As an analogy, consider the use of maps when you travel from one place to another. If it’s a good map, you can clearly see where you are and where you want to go. You get the information you need, such as distance and travel time, and perhaps some information about the destination itself, and plan accordingly. However, no matter how detailed that map is, it’s still an abstraction that will not tell you anything about the missing stop sign at the corner of Elm and Main which will almost certainly give you the scare of your life, nor will it alert you to the emergency road construction that reduces traffic to a single lane for 3 miles and 30 minutes. You’re just going to have to deal with it. The map also won’t tell you about the ice cream stand with the beautiful sign that you decided to stop at for an hour, the heartbreak of bad tacos received in promising circumstances, and the uplifting NPR news segment about penguins making friends with puffins. Going A-to-B is a great idea, but the speed of travel itself—your productivity, by analogy—is highly dependent on the actual terrain you will encounter. You will go the speed that the terrain and your heart dictates, and experienced travellers know that the key to frustration-free travel is just to go with it and adapt. Telling yourself that you SHOULD have gotten there three hours ago just will burn you up with unhappiness. And that’s the place I’ve been in, much of the time, when facing the challenge of finishing my website. The detailed work is demanding.

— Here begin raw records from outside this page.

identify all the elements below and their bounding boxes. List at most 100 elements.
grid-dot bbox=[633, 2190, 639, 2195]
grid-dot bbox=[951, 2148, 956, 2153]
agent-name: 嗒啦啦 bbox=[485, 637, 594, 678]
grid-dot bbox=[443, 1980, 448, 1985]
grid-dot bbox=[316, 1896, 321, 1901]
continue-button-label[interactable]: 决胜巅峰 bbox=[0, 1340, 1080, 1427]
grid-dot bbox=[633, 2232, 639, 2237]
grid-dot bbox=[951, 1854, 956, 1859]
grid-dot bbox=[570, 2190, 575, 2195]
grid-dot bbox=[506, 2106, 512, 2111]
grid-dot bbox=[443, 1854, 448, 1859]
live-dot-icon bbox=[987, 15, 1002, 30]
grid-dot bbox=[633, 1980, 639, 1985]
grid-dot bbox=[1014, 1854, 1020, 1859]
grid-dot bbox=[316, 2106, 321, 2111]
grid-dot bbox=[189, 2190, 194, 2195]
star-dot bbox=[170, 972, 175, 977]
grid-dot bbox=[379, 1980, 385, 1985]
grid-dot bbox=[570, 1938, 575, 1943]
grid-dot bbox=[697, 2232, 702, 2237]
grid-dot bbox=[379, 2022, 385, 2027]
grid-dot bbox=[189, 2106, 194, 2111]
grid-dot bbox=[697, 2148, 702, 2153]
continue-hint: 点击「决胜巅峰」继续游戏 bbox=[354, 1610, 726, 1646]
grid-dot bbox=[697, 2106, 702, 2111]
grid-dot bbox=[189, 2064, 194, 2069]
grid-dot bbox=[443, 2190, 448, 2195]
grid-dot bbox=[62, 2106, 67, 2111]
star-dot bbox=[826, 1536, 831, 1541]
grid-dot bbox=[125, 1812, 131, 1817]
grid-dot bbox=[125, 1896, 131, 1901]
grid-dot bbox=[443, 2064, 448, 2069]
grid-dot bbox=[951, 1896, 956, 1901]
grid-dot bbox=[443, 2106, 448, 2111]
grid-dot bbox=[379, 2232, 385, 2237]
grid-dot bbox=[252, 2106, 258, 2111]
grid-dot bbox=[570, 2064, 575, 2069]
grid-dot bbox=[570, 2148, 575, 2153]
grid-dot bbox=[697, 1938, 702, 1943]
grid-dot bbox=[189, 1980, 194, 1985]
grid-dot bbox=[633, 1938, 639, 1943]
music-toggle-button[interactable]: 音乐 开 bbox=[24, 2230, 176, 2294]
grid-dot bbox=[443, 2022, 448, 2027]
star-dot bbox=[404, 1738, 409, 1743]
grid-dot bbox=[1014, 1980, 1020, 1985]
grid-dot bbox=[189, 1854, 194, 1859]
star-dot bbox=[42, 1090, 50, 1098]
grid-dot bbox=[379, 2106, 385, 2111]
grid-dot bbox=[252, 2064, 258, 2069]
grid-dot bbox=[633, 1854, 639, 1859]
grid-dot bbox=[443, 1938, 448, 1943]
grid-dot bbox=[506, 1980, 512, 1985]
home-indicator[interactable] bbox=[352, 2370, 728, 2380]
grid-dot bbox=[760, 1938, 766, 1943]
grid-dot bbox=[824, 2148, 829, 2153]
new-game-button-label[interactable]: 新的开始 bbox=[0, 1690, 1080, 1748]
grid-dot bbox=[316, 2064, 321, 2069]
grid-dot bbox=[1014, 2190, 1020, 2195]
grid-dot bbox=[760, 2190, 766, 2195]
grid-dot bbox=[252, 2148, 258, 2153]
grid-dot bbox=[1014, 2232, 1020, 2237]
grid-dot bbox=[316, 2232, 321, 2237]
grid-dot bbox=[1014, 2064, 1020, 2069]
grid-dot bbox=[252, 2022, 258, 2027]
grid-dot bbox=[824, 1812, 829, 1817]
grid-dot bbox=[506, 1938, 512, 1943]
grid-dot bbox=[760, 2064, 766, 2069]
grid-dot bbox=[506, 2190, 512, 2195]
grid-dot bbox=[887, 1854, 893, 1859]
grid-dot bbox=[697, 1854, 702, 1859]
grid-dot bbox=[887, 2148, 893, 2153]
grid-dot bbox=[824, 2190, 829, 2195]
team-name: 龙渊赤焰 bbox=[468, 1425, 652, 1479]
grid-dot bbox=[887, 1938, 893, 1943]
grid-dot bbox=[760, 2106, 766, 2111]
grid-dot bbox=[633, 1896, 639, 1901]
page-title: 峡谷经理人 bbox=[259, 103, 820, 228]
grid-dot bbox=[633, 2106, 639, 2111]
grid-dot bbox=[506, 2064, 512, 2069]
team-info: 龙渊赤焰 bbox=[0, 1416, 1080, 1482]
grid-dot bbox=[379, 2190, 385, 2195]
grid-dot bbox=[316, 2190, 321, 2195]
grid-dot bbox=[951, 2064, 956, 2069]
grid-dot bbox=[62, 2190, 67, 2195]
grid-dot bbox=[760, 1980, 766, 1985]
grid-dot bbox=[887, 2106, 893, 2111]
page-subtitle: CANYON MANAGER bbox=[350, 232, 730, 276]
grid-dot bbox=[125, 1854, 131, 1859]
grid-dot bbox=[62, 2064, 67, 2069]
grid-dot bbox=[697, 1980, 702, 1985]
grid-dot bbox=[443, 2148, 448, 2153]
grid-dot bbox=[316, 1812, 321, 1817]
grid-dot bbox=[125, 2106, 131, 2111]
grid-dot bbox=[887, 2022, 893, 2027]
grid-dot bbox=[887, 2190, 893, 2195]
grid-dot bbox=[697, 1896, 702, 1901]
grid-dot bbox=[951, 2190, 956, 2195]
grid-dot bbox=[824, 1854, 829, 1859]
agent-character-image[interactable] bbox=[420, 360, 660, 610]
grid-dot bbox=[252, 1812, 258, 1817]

I have to slow down and handle it, and I have to remember that being forced to slow is not a reflection on how much I suck.
As a more tangible example, let me use my current website goal. To launch, I need to add the productivity forms download pages, which will be indexed using a grid of “post featured images as thumbnails. The theme I purchased has this functionality in it, so it should be easy, right? NOT EXACTLY. The theme uses a content layout plugin called Visual Composer, which relies on ANOTHER plugin that provides the theme-specific extensions to create the grid of thumbnails. This plugin relies on the “post thumbnail” feature of WordPress to show the right picture with each link, which I have never used so I would have to manually add them for the past 7 years of articles, some 1900 individual posts. On top of that, the grid layout isn’t exactly right, but to modify it means I would have to modify the plugin itself, which will take some time to outline so I know just HOW it does its magic. Because if I don’t outline the code, I will also affect the way regular blog posts are displayed on the main page, as it happens to effect both places. It will take time looking through their code, documenting it enough so I understand its big picture, then write test code on a testing version of the website to see if it works without destroying something important.
In just a few minutes, I’ve had to transition from “OK! LET’S IMPLEMENT A FEATURE!” to “OMG, ALL THE MOVING PARTS”. And I haven’t even touched upon the technical knowledge requirements that I have had to learn about before I can actually do anything: WordPress core programmer features, database structure and manipulation, etc. If I am expecting to implement that feature quickly, I am sadly delusional. If I maintain that mismatch between the real demands of the task and my own desires for speed, I will grow frustrated and angry, and then I’ll give up unless I am absolutely forced to. That’s the nature of the resistance, in a nutshell.
Remember, it’s OK to slow down!
So, I remind myself that it’s OK that it’s slow. There are a lot of moving parts, and it’s exhausting to keep track of them. If I remember that it’s OK to downshift into the detail oriented world AND maintain an appropriate expectation of my speed, I’ll be fine. That helps me keep my frustration to a minimum.